If you are a parent of a child with a chronic medical condition such as diabetes, asthma, allergies, cystic fibrosis, epilepsy, etc., your child may require specialized accommodations at school. Your child’s needs may require individual arrangements for homework, tests, attendance, and medication dispensation.

There are important documents that will help protect your child and determine how these accommodations will be carried out. The sooner the documents are completed in the school year, the better. 

The process starts by requesting a meeting in writing with the school counselor, principal or school nurse. It is best if the letter includes the date on which it is written, as this starts the “time clock” for when the school must work to ensure your child’s needs are being met. 

The letter should include your child’s diagnosis and a list of your main concerns.  Your child’s doctor or medical social worker can be a wonderful resource to help you write the letter. Reputable websites that focus on your child’s medical diagnosis can also be helpful, as they often include samples of letters and documents as a starting point.    

A commonly used document is a 504 Plan of Care.  A “504” is an outline for how the school will provide accommodations and supports to remove barriers so the student has equal access to a general education curriculum.  

For example, for students with Type 1 diabetes, the plan will distinguish which school personnel are responsible for administering or supervising blood sugar checks, drawing and administering insulin, where these tasks will be completed (nurse’s office or classroom), what supplies the student will carry with them and who will be trained on how to administer medication in case of emergency.  
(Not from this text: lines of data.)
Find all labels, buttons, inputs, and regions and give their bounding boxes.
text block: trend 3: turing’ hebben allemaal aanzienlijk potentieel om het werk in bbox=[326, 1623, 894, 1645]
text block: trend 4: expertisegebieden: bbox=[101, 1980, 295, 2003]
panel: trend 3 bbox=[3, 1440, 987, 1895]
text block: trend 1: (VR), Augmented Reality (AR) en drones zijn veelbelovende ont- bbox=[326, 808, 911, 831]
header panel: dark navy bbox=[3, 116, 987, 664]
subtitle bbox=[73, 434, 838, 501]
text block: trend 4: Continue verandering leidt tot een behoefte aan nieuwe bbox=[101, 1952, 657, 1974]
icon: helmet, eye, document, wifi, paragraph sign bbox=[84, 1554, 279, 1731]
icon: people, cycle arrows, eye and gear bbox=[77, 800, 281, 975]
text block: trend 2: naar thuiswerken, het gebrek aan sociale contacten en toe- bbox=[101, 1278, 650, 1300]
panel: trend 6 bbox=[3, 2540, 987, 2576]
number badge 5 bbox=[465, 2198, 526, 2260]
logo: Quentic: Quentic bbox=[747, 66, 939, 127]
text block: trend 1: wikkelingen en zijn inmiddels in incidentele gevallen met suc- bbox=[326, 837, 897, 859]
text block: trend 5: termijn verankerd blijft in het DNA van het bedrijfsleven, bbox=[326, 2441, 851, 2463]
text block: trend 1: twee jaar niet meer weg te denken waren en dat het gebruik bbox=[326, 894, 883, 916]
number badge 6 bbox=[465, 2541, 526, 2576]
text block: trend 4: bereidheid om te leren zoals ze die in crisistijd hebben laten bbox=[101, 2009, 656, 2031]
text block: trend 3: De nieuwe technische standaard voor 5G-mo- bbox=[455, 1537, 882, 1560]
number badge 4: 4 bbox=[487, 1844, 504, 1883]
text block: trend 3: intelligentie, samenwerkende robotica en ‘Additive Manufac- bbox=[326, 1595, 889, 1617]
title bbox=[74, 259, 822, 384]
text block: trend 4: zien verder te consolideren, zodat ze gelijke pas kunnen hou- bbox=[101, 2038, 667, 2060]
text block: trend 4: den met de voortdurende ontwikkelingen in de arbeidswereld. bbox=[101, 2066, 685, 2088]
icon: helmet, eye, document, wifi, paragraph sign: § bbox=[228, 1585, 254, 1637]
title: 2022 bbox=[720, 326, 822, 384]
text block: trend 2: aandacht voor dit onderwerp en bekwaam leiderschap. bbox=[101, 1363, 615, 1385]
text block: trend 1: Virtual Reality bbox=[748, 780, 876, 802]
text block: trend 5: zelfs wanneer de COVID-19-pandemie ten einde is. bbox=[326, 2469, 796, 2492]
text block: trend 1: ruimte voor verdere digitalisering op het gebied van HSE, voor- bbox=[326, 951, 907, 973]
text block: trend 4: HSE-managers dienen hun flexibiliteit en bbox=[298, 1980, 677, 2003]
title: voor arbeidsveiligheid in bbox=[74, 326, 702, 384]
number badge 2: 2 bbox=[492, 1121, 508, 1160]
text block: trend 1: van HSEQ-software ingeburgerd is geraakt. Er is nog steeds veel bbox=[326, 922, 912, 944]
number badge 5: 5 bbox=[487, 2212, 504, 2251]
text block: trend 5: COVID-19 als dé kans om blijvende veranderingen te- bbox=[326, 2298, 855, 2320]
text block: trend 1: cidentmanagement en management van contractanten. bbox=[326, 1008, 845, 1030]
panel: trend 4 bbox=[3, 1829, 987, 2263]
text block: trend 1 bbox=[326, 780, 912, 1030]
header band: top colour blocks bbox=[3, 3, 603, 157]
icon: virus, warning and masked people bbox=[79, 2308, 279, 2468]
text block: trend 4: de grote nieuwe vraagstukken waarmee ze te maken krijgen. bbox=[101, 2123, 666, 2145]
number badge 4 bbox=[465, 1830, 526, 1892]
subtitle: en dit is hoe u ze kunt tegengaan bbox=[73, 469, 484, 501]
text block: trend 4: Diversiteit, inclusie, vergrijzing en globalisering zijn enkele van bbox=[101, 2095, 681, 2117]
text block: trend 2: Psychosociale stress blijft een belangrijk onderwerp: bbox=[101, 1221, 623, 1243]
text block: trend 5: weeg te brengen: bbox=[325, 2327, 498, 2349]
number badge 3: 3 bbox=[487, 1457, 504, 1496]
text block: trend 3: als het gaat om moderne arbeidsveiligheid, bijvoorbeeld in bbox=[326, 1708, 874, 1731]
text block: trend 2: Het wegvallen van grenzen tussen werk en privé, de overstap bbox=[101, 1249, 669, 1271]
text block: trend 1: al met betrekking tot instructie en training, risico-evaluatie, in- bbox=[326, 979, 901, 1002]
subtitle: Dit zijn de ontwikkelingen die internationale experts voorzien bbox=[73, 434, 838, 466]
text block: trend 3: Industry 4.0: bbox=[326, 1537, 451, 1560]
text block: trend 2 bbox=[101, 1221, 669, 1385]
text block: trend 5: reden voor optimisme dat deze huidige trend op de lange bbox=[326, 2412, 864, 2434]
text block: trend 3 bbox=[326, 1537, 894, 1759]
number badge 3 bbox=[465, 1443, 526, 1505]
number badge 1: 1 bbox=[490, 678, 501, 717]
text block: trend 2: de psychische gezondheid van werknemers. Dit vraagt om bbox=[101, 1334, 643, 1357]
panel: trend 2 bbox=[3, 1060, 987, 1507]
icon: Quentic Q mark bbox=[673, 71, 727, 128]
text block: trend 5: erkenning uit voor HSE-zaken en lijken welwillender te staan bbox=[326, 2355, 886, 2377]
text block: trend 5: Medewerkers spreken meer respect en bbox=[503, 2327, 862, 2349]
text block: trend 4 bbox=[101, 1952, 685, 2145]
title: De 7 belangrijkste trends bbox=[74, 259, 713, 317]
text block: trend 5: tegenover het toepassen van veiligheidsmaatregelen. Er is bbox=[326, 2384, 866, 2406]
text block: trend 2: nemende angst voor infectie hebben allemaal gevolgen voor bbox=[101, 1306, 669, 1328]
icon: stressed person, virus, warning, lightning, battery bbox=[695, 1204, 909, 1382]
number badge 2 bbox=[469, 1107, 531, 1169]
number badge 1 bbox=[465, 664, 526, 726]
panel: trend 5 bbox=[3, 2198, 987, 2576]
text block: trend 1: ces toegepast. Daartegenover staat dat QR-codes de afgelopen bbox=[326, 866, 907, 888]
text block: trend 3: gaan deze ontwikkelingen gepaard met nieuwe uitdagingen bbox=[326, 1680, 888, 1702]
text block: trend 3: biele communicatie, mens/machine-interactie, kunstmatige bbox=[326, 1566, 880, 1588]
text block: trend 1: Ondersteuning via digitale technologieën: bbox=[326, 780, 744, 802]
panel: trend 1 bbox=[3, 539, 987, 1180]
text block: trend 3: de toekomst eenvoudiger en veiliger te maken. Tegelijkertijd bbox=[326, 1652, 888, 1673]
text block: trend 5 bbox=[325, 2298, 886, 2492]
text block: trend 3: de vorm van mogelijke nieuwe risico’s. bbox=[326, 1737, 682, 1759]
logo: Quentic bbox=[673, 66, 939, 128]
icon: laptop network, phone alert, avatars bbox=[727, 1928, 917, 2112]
As a parent, it is helpful to educate yourself about the documents best used with certain medical conditions. Two helpful resources are the ASK (About Special Kids) and Insource websites, both of which are based in Indiana and include a parent hotline:

As you develop a Plan of Care, the most important thing to remember throughout the entire process is that parents and school personnel must maintain open communication. Do not be afraid to ask questions or state your concerns.

It’s also important to monitor how well the Plan of Care is working throughout the school year and discuss whether changes need to occur.

You will always be the best advocate for your child as you work toward the best Plan of Care with the school.